Friday, December 20, 2019
By a MetNews Staff Writer
The Commission on Judicial Performance yesterday issued a public admonishment to Alameda Superior Court Judge Morris D. Jacobson who—for a reason that isn’t specified—slapped an attorney’s hand, and also used crude language in a conversation with a court administrator in which he recounted sex charges against a judge in Texas.
The discipline was imposed pursuant to a stipulation. It was Jacobson’s second public admonishment,
The hand-hitting incident occurred in 2011. Receiving the whack was Deputy Public Defender Romany McNamara.
The decision and order recites:
“…Judge Jacobson asked to speak with Ms. McNamara, who came forward and placed her hand on the bench. Judge Jacobson apologized to Ms. McNamara for speaking sharply to her during the arraignment, and hit her hand, and inadvertently used enough force to leave a visible impression.”
Breach of Duty
It is remarked:
“No attorney should fear being hit by the judge, whose duty it is to maintain a courtroom free of such conduct by any of the participants. Judges have at their disposal many tools for carrying out their judicial duties; hitting an attorney’s hand is unequivocally not among them. Judge Jacobson’s conduct toward Ms. McNamara was, at a minimum, “conduct prejudicial to the administration of justice that brings the judicial office into disrepute.”
The crude remarks were spoken in 2016 in a conversation with an unnamed female administrator. Jacobson had clerked in 1986 and 1987 for a federal judge in Texas who presided over a civil rights action against a state judge who was charged with coercing female prisoners to have sex with him in return for leniency, and Jacobson, who viewed the trial, recounted the testimony to the administrator in an unrestrained manner.
“Judge Jacobson’s use of crude and inappropriate language constituted, at a minimum, improper action,” the commission said.
In 2012, he incurred a public admonishment.
He had ordered a criminal defense lawyer to “spend every waking moment” working on a case, to “work all day today, work all night” and “get up early tomorrow morning,” was publicly admonished yesterday by the Commission on Judicial Performance.

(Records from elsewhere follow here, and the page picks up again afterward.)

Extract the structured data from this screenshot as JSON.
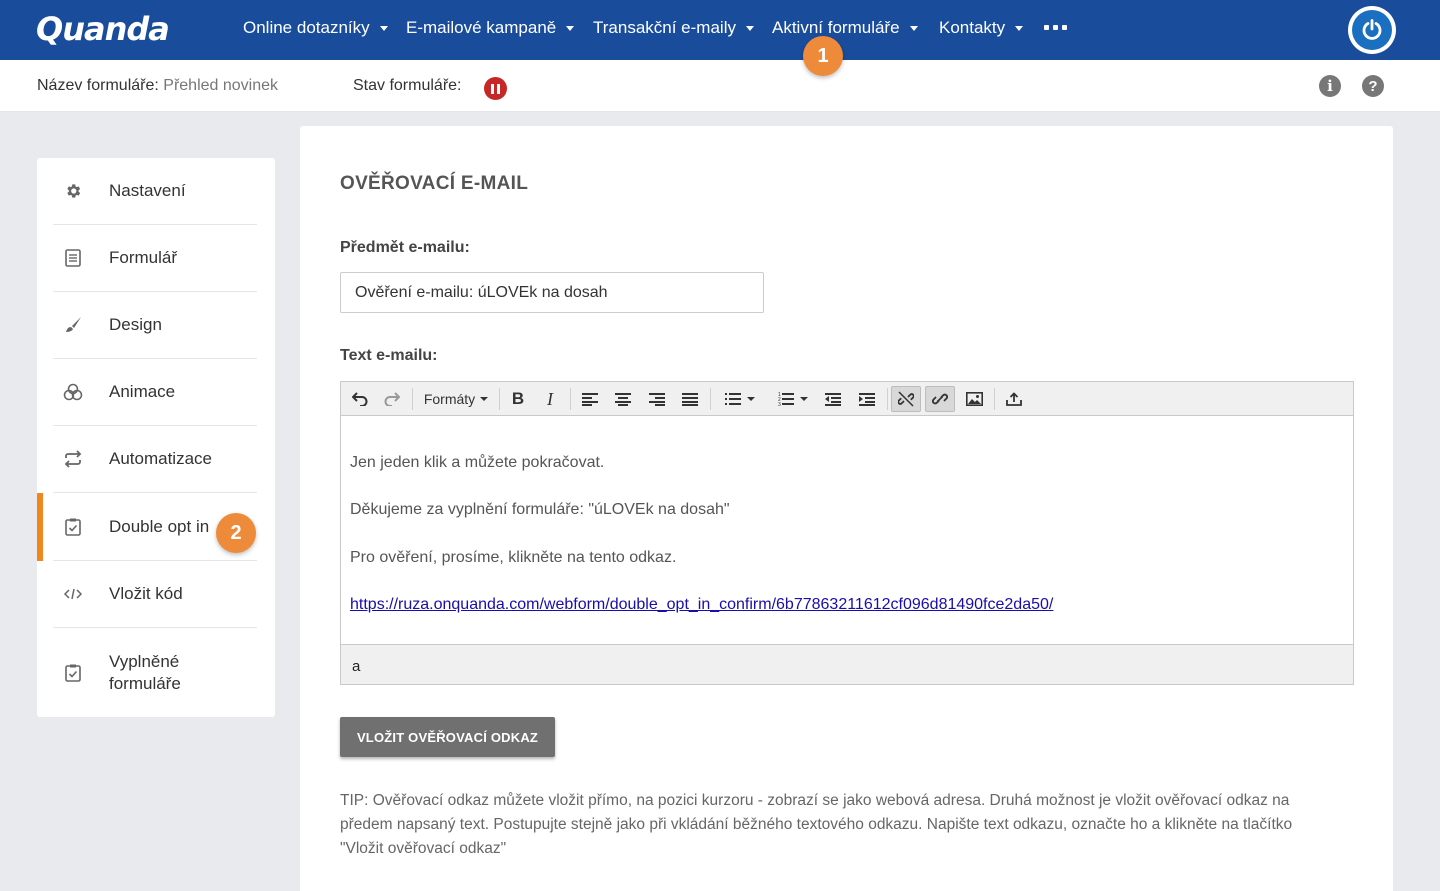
{
  "app": {
    "logo_text": "Quanda",
    "nav": [
      {
        "label": "Online dotazníky"
      },
      {
        "label": "E-mailové kampaně"
      },
      {
        "label": "Transakční e-maily"
      },
      {
        "label": "Aktivní formuláře"
      },
      {
        "label": "Kontakty"
      }
    ],
    "accent_color": "#1a4c9c",
    "badge_color": "#ee8b3a"
  },
  "badges": {
    "nav": "1",
    "sidebar": "2"
  },
  "subheader": {
    "form_name_label": "Název formuláře:",
    "form_name_value": "Přehled novinek",
    "form_status_label": "Stav formuláře:",
    "status_icon": "pause-icon",
    "info_icon": "i",
    "help_icon": "?"
  },
  "sidebar": {
    "active_index": 5,
    "items": [
      {
        "label": "Nastavení",
        "icon": "gear-icon"
      },
      {
        "label": "Formulář",
        "icon": "form-icon"
      },
      {
        "label": "Design",
        "icon": "brush-icon"
      },
      {
        "label": "Animace",
        "icon": "animation-icon"
      },
      {
        "label": "Automatizace",
        "icon": "repeat-icon"
      },
      {
        "label": "Double opt in",
        "icon": "checklist-icon"
      },
      {
        "label": "Vložit kód",
        "icon": "code-icon"
      },
      {
        "label": "Vyplněné formuláře",
        "icon": "checklist-icon"
      }
    ]
  },
  "main": {
    "title": "OVĚŘOVACÍ E-MAIL",
    "subject_label": "Předmět e-mailu:",
    "subject_value": "Ověření e-mailu: úLOVEk na dosah",
    "text_label": "Text e-mailu:",
    "toolbar": {
      "formats_label": "Formáty"
    },
    "body": {
      "line1": "Jen jeden klik a můžete pokračovat.",
      "line2": "Děkujeme za vyplnění formuláře: \"úLOVEk na dosah\"",
      "line3": "Pro ověření, prosíme, klikněte na tento odkaz.",
      "link": "https://ruza.onquanda.com/webform/double_opt_in_confirm/6b77863211612cf096d81490fce2da50/"
    },
    "statusbar_text": "a",
    "verify_button": "VLOŽIT OVĚŘOVACÍ ODKAZ",
    "tip": "TIP: Ověřovací odkaz můžete vložit přímo, na pozici kurzoru - zobrazí se jako webová adresa. Druhá možnost je vložit ověřovací odkaz na předem napsaný text. Postupujte stejně jako při vkládání běžného textového odkazu. Napište text odkazu, označte ho a klikněte na tlačítko \"Vložit ověřovací odkaz\""
  }
}
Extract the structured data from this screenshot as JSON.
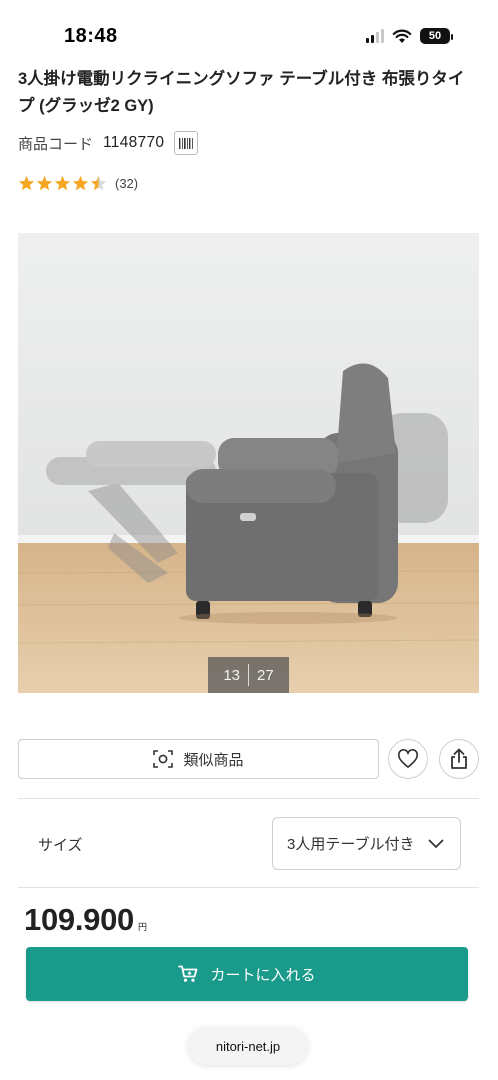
{
  "status_bar": {
    "time": "18:48",
    "battery": "50",
    "signal_bars_on": 2
  },
  "product": {
    "title": "3人掛け電動リクライニングソファ テーブル付き 布張りタイプ (グラッゼ2 GY)",
    "code_label": "商品コード",
    "code_value": "1148770",
    "rating": 4.5,
    "rating_count": "(32)",
    "barcode_icon": "barcode-icon"
  },
  "gallery": {
    "current_image": "13",
    "total_images": "27"
  },
  "actions": {
    "similar_label": "類似商品",
    "similar_icon": "camera-scan-icon",
    "favorite_icon": "heart-icon",
    "share_icon": "share-icon"
  },
  "size": {
    "label": "サイズ",
    "selected": "3人用テーブル付き"
  },
  "price": {
    "value": "109.900",
    "unit": "円"
  },
  "cart": {
    "label": "カートに入れる",
    "icon": "cart-icon"
  },
  "url": {
    "domain": "nitori-net.jp"
  },
  "colors": {
    "accent": "#1a9a8a",
    "star": "#f5a623"
  }
}
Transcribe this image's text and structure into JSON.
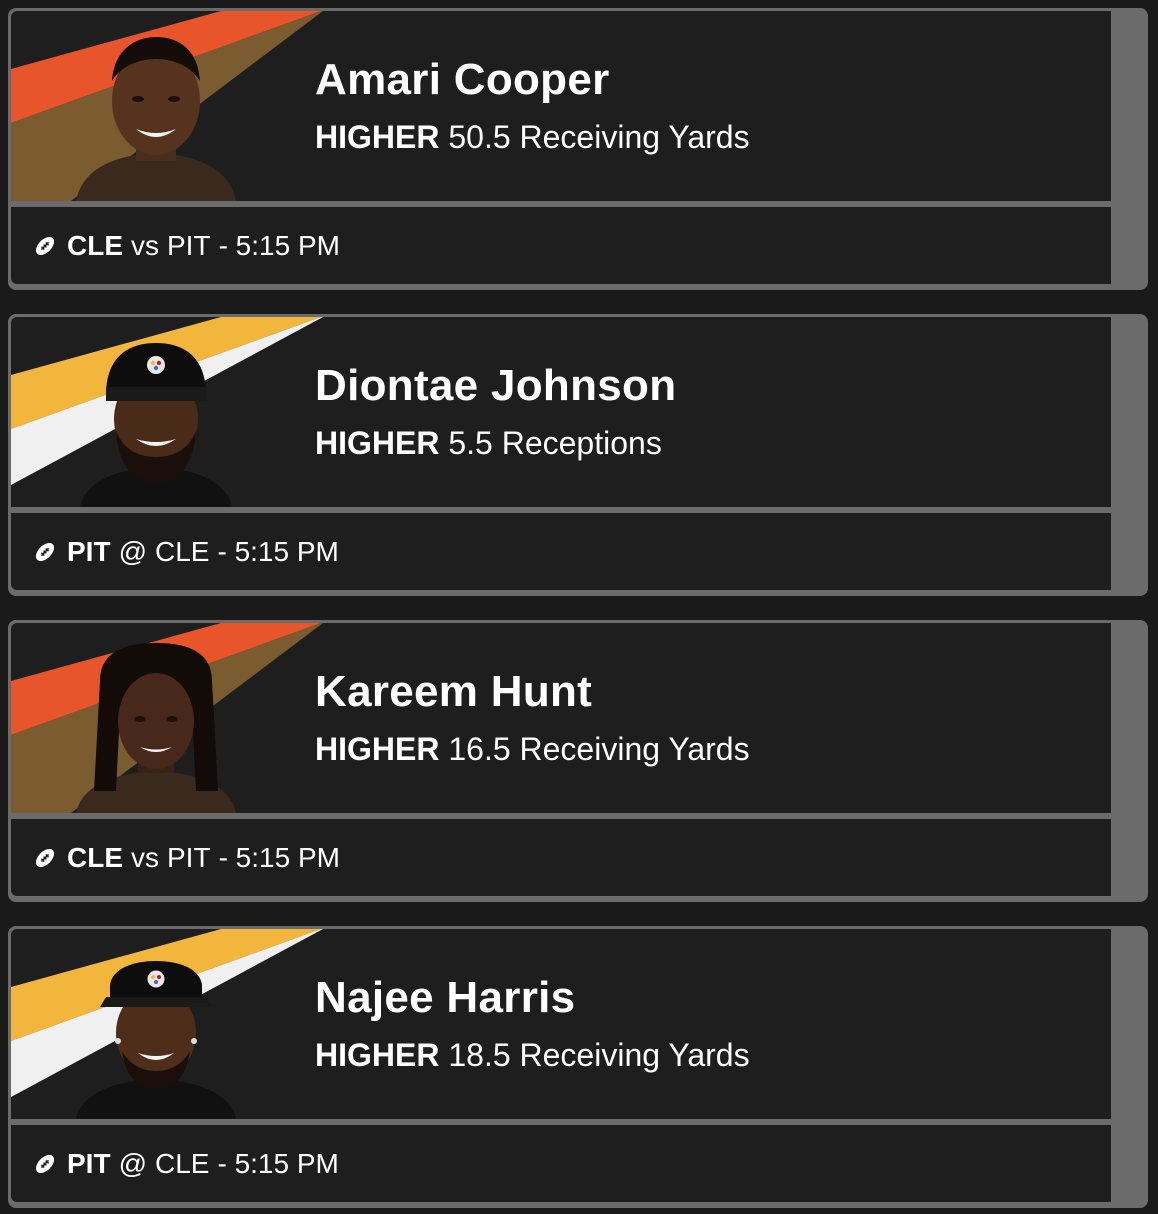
{
  "cards": [
    {
      "player_name": "Amari Cooper",
      "direction": "HIGHER",
      "line": "50.5",
      "stat": "Receiving Yards",
      "team": "CLE",
      "matchup_sep": "vs",
      "opponent": "PIT",
      "time": "- 5:15 PM",
      "stripe_colors": [
        "#e8552a",
        "#7a5c30"
      ],
      "jersey_color": "#3a2a1e",
      "headwear": "none"
    },
    {
      "player_name": "Diontae Johnson",
      "direction": "HIGHER",
      "line": "5.5",
      "stat": "Receptions",
      "team": "PIT",
      "matchup_sep": "@",
      "opponent": "CLE",
      "time": "- 5:15 PM",
      "stripe_colors": [
        "#f2b63c",
        "#f0f0f0"
      ],
      "jersey_color": "#111111",
      "headwear": "steelers-beanie"
    },
    {
      "player_name": "Kareem Hunt",
      "direction": "HIGHER",
      "line": "16.5",
      "stat": "Receiving Yards",
      "team": "CLE",
      "matchup_sep": "vs",
      "opponent": "PIT",
      "time": "- 5:15 PM",
      "stripe_colors": [
        "#e8552a",
        "#7a5c30"
      ],
      "jersey_color": "#3a2a1e",
      "headwear": "dreadlocks"
    },
    {
      "player_name": "Najee Harris",
      "direction": "HIGHER",
      "line": "18.5",
      "stat": "Receiving Yards",
      "team": "PIT",
      "matchup_sep": "@",
      "opponent": "CLE",
      "time": "- 5:15 PM",
      "stripe_colors": [
        "#f2b63c",
        "#f0f0f0"
      ],
      "jersey_color": "#111111",
      "headwear": "steelers-visor"
    }
  ],
  "icons": {
    "sport": "football-icon"
  }
}
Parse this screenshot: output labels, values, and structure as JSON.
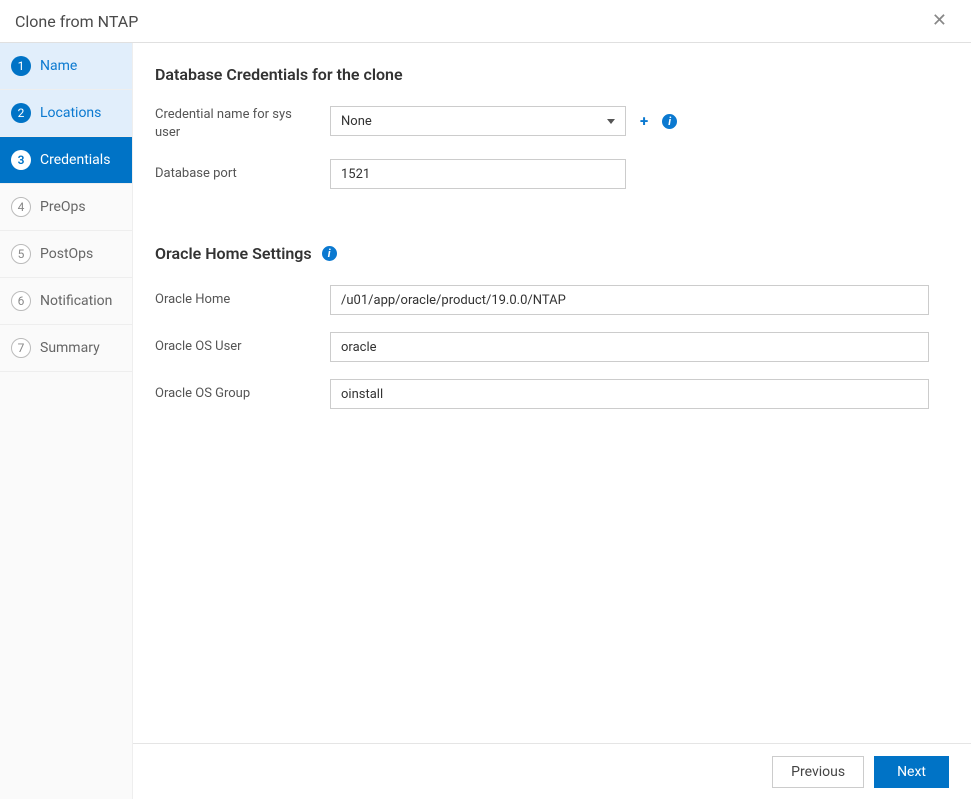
{
  "header": {
    "title": "Clone from NTAP"
  },
  "sidebar": {
    "steps": [
      {
        "num": "1",
        "label": "Name",
        "state": "completed"
      },
      {
        "num": "2",
        "label": "Locations",
        "state": "completed"
      },
      {
        "num": "3",
        "label": "Credentials",
        "state": "active"
      },
      {
        "num": "4",
        "label": "PreOps",
        "state": "future"
      },
      {
        "num": "5",
        "label": "PostOps",
        "state": "future"
      },
      {
        "num": "6",
        "label": "Notification",
        "state": "future"
      },
      {
        "num": "7",
        "label": "Summary",
        "state": "future"
      }
    ]
  },
  "sections": {
    "credentials": {
      "title": "Database Credentials for the clone",
      "credential_label": "Credential name for sys user",
      "credential_value": "None",
      "port_label": "Database port",
      "port_value": "1521"
    },
    "oracle_home": {
      "title": "Oracle Home Settings",
      "home_label": "Oracle Home",
      "home_value": "/u01/app/oracle/product/19.0.0/NTAP",
      "os_user_label": "Oracle OS User",
      "os_user_value": "oracle",
      "os_group_label": "Oracle OS Group",
      "os_group_value": "oinstall"
    }
  },
  "footer": {
    "previous": "Previous",
    "next": "Next"
  }
}
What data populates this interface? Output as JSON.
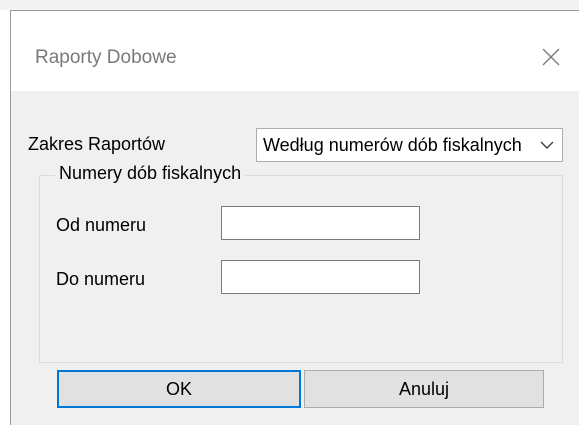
{
  "window": {
    "title": "Raporty Dobowe",
    "close_icon": "close-icon"
  },
  "range": {
    "label": "Zakres Raportów",
    "selected": "Według numerów dób fiskalnych",
    "arrow_icon": "chevron-down-icon"
  },
  "group": {
    "legend": "Numery dób fiskalnych",
    "from_label": "Od numeru",
    "from_value": "",
    "to_label": "Do numeru",
    "to_value": ""
  },
  "buttons": {
    "ok": "OK",
    "cancel": "Anuluj"
  },
  "colors": {
    "dialog_bg": "#f0f0f0",
    "button_bg": "#e1e1e1",
    "focus_accent": "#0078d7"
  }
}
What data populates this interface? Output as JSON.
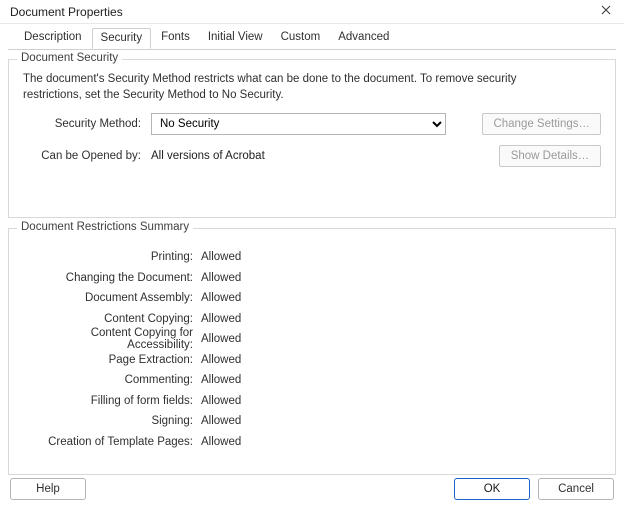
{
  "window": {
    "title": "Document Properties"
  },
  "tabs": [
    {
      "label": "Description"
    },
    {
      "label": "Security"
    },
    {
      "label": "Fonts"
    },
    {
      "label": "Initial View"
    },
    {
      "label": "Custom"
    },
    {
      "label": "Advanced"
    }
  ],
  "activeTabIndex": 1,
  "securityGroup": {
    "title": "Document Security",
    "intro": "The document's Security Method restricts what can be done to the document. To remove security restrictions, set the Security Method to No Security.",
    "method_label": "Security Method:",
    "method_value": "No Security",
    "change_settings_label": "Change Settings…",
    "opened_by_label": "Can be Opened by:",
    "opened_by_value": "All versions of Acrobat",
    "show_details_label": "Show Details…"
  },
  "restrictions": {
    "title": "Document Restrictions Summary",
    "items": [
      {
        "label": "Printing:",
        "value": "Allowed"
      },
      {
        "label": "Changing the Document:",
        "value": "Allowed"
      },
      {
        "label": "Document Assembly:",
        "value": "Allowed"
      },
      {
        "label": "Content Copying:",
        "value": "Allowed"
      },
      {
        "label": "Content Copying for Accessibility:",
        "value": "Allowed"
      },
      {
        "label": "Page Extraction:",
        "value": "Allowed"
      },
      {
        "label": "Commenting:",
        "value": "Allowed"
      },
      {
        "label": "Filling of form fields:",
        "value": "Allowed"
      },
      {
        "label": "Signing:",
        "value": "Allowed"
      },
      {
        "label": "Creation of Template Pages:",
        "value": "Allowed"
      }
    ]
  },
  "buttons": {
    "help": "Help",
    "ok": "OK",
    "cancel": "Cancel"
  }
}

She protested:
“Your Honor, I don’t need your advice on how to be competent.”
He told her:
“That is contemptuous. That is contemptuous. That was disrespectful. Take a seat.”
She remained in the courtroom for an hour. At 11 a.m., he told her to return at 2 p.m.; she apologized for her remark; required her to remain another half-hour before he accepted that apology.
In 2010, Jacobson received an advisory or “stinger” letter for abusing his authority, embroilment, and poor demeanor. As described in yesterday’s order:
“The judge ordered an attorney to his courtroom when no matter requiring the attorney’s presence was pending, chastised the attorney for a perceived ex parte communication, ordered him to remain there while opposing counsel in one of the attorney’s cases was contacted, and then conducted an uncalendared hearing.”
Jacobson was appointed to his post in 2005 by then-Gov. Arnold Schwarzenegger.